Multi-node setup

A multi-node installation requires between three and five dedicated Secure Service Container (SSC) LPARs, which must be organized in an LPAR group (cluster). A multi-node installation is recommended if your accelerator requires more IFLs than a single drawer of your IBM Z® or LinuxOne hardware can provide. Tests have shown that the distribution of large workloads to different LPARs leads to a better performance. It is also a good idea to start with a multi-node setup if you expect your workload to grow considerably.

The head node is the controlling node. Externally, it communicates with the networks outside of the cluster. It is paired with one or more Db2® subsystems; it connects to the management network defined in the HMC activation profile, and optionally connects to GDPS® servers. Internally, the head node communicates with the data nodes.

The data nodes mostly communicate with the head node and with each other. Communication hardly leaves the network. Data nodes require a connection to a management network, but this connection is only used initially, when software is transferred from the head node, and for the collection of trace data.

Confined head-node deployment

A confined head-node setup is the only way to deploy a multi-node accelerator. In a confined-head node setup, the head node and one data node share one LPAR. How many additional data node LPARs you need depends on the number of drawers in the system.

Important:

The confined-head node setup is the only deployment option for a multi-node accelerator. A different deployment option, such as the cross-drawer setup supported by previous product versions, is not supported anymore.
You can run shared IFL workloads on the data LPARs of a confined head node setup. However, this is not recommended for performance reasons. If you do run shared workloads, make sure these are rather small workloads. Ideally, an accelerator cluster takes up the entire resources of an IBM® z16® system.
The distribution of MLNs across drawers and LPARs is determined by PR/SM. It is not possible to interfere manually with this process. In the example figures in this section, you find optimal distributions, which might not be achieved in reality.
LPAR, CPU, and memory placement play an important role in the performance of a multi-drawer setup. Any LPAR, CPU or memory that needs to work with another LPAR, CPU or memory not in the same drawer might show a certain degree of performance degradation due to cross-drawer communication. The extent of this degradation depends on the workload mix.
Each node, that is, the head node and each data node, requires the same amount of memory (RAM).

For 2 drawers:

For systems with two drawers, 4 LPARs are recommended. This translates to two LPARs per drawer. See Figure 1.

If you want to increase the system capacity, you can add IFLs to the existing drawers until you reach 50 IFLs per drawer. This leads to a very good scalability of the performance. The same is true for adding two additional drawers.

Confined head node setup with two drawers — Figure 1. Confined head-node setup with two drawers

For 3 drawers:

For a system with three drawers, install 3 LPARs, that is, one LPAR per drawer. See Figure 2.

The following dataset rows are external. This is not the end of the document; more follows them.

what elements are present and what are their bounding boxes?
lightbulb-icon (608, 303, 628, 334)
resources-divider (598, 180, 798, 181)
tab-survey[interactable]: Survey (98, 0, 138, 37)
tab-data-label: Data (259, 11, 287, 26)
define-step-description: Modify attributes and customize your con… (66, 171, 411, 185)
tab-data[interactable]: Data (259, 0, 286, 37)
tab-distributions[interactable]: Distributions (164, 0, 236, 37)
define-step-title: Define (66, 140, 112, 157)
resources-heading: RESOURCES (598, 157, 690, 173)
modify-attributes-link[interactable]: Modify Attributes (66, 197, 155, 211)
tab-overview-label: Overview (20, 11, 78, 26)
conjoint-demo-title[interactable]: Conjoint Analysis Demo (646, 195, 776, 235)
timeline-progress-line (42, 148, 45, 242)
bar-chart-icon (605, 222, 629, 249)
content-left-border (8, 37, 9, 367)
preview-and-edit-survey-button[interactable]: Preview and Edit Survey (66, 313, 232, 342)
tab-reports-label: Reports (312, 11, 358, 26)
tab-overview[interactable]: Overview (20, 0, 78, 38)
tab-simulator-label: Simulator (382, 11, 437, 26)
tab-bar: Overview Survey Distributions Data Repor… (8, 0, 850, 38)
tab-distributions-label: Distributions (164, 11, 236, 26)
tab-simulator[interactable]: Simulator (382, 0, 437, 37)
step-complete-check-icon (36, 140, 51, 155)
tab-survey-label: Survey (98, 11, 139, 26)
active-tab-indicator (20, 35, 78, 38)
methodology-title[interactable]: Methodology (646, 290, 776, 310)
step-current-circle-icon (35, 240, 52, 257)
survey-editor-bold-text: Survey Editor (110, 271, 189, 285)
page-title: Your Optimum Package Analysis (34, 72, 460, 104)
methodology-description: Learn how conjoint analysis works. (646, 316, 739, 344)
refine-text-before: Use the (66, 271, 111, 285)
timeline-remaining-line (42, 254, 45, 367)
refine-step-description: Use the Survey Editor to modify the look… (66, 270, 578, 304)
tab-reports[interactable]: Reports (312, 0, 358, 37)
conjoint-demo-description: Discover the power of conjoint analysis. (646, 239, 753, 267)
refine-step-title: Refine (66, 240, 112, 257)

If you ran four LPARs on a system with only three physical drawers, or used a system with an unbalanced number of IFLs and an unbalanced amount of memory, the overhead caused by the resulting cross-drawer memory access could be so significant that a three-drawer system would be barely faster than a two-drawer system. This is why three LPARs are recommended for a three-drawer system (one LPAR per drawer).

Confined head node setup with 3 drawers — Figure 2. Confined head-node setup with three drawers

For 4 drawers:

For IBM z16 systems with four drawers, four LPARs are recommended. That means one LPARs per drawer. See Figure 3:

Confined head node setup with 4 drawers — Figure 3. Confined head-node setup with four drawers

The term MLN refers to a database limit that defines the maximum number of "multiple logical nodes" per processing node. In this case, you have one logical node for the catalog and up to three logical nodes for data processing in the head node LPAR, plus two or four logical nodes for data processing in each data LPAR.

The IFLs on the head node should be dedicated IFLs. The IFLs of the data nodes, on the other hand, can be shared IFLs. Usually, the sharing has no great impact on the performance. This allows you, for example, to share the IFLs of a production data node with less important LPARs, such as another single-node accelerator for development and testing purposes.

Background: IBM Z hardware distinguishes between dedicated and shared IFLs. If an IFL is dedicated to an LPAR, it belongs to that single LPAR and the PR/SM Hypervisor does not treat it as a potential resource any longer. If an IFL is not dedicated, it is shared, and thus belongs to the shared processor pool. The PR/SM Hypervisor dynamically re-assigns IFLs out of the shared pool to LPARs depending on the LPAR weights (priorities) and the resource requirements.

It is important that every LPAR runs in a single drawer only, so that cross-drawer traffic can be avoided and the available machine resources are used as much as possible.

Important:

In general, to change the number of LPARs, a complete reload of the accelerator and a fresh installation is required. For example, if you start with a three-drawer system with one LPAR each (as recommended), and then want to add a fourth drawer, create a new setup to reinstall the cluster with 4 drawers.
To extend a two-drawer system to a four-drawer system, you need not reinstall the entire system. Here, you can migrate normally. So instead of having two LPARs that share one drawer, you end up with one LPAR per drawer.
The recommendation is to use dedicated IFLs only. However, if you want to use a confined head node setup for shared IFL workloads, make sure that the LPARs that provide the shared workloads have a significantly lower priority than the LPARs of the confined head node cluster. This way, the slowing impact on the performance is kept at a minimum.